Like all of us, I have contradictory impulses. I find in myself seemingly opposed desires, and tendencies, which operate with greater or lesser strength at different times. One of those for me has to do with a sense of home and belonging. On the one hand, I have a strong desire to be free to go wherever God calls me. I have what one of my friends termed a strong missionary streak and that side of me likes the idea of being ready and able to pick up and go wherever I am led by the Spirit, be it Nepal and India (as I did in my younger days) or Minnesota (where I am now), without anything to hinder me. That is the side of me that sees my path as a series of pilgrimages. The side of me that gets nervous when I feel like I have too many belongings, too much “stuff.” For that part of me, notions like “home” and “belonging” have no place.
But there is also a part of me that desires to feel a sense of home, to feel like I belong somewhere. In most periods of my life I have not felt a sense of home and belonging, feeling, as like I didn’t (and don’t) fully fit in wherever I am. I have often experienced feelings of rootlessness and homelessness.

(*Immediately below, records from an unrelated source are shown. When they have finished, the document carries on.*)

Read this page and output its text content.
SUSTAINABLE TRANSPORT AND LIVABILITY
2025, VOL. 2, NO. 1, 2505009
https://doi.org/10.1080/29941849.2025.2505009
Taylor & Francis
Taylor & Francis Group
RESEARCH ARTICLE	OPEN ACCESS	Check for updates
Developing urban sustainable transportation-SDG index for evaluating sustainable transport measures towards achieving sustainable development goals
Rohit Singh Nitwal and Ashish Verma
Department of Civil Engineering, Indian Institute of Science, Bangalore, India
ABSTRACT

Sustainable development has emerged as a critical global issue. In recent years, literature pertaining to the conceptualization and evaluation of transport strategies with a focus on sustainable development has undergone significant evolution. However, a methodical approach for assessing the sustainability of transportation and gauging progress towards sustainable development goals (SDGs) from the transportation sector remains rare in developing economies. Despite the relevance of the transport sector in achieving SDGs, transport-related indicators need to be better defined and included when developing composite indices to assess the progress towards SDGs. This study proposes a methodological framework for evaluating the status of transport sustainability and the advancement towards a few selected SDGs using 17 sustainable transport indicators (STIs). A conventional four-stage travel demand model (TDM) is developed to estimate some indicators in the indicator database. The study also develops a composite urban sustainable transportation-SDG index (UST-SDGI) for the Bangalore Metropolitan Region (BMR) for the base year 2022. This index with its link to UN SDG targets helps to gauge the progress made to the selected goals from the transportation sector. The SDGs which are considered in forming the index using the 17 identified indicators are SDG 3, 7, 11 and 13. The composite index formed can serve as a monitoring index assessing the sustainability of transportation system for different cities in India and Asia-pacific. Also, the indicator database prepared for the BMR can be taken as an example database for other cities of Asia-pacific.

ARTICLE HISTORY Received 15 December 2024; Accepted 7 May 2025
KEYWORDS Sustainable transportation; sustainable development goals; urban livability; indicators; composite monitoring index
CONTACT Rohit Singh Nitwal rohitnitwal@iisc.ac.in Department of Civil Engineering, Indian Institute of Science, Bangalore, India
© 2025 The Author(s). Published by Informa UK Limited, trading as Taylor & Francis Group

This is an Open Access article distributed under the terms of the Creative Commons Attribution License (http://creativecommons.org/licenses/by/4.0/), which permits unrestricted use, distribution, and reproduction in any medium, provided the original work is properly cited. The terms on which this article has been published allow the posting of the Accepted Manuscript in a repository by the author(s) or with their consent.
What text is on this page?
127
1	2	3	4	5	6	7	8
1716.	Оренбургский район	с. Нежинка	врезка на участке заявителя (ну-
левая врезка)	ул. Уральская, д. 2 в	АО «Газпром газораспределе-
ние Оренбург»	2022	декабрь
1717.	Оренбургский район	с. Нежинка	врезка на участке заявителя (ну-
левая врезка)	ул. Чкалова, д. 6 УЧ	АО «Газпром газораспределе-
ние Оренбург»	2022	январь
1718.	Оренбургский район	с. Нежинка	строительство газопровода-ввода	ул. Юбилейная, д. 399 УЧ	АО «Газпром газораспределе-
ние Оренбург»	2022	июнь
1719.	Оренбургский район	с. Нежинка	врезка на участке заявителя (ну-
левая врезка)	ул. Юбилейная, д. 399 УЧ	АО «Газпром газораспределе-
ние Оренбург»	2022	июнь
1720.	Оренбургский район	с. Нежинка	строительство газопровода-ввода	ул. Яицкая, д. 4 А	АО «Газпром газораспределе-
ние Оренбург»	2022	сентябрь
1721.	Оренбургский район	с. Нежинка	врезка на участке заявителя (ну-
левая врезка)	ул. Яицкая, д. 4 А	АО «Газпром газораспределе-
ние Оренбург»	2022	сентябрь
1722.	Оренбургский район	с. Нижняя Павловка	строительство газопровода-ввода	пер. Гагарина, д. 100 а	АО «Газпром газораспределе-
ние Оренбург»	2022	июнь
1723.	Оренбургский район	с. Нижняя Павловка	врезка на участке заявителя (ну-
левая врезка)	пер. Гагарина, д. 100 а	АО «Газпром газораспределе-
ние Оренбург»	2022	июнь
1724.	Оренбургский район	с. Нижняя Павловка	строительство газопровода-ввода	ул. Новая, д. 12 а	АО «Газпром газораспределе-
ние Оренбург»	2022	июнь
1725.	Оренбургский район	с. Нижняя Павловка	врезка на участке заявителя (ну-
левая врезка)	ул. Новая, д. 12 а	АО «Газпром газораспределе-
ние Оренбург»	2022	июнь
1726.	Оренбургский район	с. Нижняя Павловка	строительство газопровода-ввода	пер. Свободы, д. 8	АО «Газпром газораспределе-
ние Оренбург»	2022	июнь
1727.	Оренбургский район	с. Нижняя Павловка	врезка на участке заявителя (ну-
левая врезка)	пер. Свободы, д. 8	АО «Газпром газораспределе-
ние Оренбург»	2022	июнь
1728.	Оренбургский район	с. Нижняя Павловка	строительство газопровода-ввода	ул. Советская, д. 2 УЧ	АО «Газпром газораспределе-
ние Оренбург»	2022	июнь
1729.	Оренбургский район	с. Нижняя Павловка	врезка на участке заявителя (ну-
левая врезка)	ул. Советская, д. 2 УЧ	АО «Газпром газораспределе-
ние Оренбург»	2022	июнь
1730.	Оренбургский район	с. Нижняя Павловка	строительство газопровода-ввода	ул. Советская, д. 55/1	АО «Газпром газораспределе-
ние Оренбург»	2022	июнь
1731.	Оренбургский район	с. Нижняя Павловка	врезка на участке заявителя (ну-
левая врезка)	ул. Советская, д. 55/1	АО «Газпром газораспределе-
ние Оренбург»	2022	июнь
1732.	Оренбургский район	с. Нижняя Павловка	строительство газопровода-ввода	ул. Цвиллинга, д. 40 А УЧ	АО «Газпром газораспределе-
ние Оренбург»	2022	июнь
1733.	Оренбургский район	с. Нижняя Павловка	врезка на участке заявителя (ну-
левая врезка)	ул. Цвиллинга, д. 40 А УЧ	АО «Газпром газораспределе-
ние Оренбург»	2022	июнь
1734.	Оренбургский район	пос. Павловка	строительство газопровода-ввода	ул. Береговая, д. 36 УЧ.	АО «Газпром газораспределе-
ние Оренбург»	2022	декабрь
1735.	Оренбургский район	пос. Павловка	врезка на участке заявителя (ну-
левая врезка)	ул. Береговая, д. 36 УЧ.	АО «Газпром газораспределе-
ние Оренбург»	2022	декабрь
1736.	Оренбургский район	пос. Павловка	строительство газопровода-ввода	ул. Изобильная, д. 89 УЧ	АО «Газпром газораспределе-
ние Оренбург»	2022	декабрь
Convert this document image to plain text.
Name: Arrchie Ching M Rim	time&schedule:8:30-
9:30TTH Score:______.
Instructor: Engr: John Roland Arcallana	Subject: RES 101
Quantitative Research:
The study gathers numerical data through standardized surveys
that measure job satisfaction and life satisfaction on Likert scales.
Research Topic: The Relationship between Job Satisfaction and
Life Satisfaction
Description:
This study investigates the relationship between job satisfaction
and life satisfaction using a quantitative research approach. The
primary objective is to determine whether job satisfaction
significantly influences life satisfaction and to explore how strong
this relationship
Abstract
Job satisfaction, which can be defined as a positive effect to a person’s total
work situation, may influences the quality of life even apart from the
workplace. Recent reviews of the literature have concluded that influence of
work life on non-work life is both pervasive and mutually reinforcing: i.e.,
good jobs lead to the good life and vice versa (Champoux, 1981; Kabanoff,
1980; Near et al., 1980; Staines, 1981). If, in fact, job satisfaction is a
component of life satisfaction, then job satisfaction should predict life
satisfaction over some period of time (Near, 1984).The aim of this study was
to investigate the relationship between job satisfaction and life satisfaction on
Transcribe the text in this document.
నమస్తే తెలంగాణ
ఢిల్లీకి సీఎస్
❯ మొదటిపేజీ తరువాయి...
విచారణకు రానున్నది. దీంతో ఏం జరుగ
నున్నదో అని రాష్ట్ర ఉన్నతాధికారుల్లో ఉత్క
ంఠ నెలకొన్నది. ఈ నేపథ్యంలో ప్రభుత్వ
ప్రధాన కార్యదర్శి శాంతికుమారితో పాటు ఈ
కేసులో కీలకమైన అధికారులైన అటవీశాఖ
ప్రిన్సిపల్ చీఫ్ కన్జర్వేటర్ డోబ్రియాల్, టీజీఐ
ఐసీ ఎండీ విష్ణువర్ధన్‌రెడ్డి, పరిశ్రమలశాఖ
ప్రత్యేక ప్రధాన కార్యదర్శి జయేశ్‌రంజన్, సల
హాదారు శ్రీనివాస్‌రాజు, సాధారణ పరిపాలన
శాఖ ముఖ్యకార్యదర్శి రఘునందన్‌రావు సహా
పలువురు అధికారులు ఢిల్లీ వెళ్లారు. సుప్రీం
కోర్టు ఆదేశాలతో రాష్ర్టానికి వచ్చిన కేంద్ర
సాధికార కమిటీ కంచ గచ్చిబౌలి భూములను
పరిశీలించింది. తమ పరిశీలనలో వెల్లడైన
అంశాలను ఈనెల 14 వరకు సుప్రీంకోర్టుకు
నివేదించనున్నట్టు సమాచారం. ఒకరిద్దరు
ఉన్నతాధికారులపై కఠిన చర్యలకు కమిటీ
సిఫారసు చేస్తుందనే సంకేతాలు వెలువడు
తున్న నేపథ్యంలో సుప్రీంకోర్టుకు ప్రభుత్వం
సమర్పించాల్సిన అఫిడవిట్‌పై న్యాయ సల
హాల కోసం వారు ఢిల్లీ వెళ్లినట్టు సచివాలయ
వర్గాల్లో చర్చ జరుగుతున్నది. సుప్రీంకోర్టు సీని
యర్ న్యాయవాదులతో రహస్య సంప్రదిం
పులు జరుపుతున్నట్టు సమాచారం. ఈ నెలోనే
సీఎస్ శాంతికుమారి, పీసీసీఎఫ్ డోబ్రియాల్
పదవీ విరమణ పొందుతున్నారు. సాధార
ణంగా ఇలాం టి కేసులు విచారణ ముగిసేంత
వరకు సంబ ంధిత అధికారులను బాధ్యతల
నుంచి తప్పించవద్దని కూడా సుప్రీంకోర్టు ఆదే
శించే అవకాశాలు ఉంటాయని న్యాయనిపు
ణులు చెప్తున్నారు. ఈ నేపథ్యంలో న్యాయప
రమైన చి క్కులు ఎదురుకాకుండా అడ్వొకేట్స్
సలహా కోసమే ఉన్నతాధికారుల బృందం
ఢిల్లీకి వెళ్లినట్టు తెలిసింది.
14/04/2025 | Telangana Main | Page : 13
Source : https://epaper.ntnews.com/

When I look at tension between those two tendencies, which is reflected over and over again in my journals through the years, I know that what I want most deeply is to be totally willing and free to go wherever God may want to send me.
In an episode in St. Matthew’s Gospel, Jesus answers the scribe who tells Him he will follow Him anywhere by telling him that “foxes have holes and the birds of the air have nests, but the Son of Man has nowhere to lay His head.” I read that line and I want it to not matter where I lay my head.
When I reflect on that passage, I realize that there is a very fine line between no place being home and every place being home. What I hope to appreciate more and more is that wherever I am called to be is home because that is where God has asked me to be.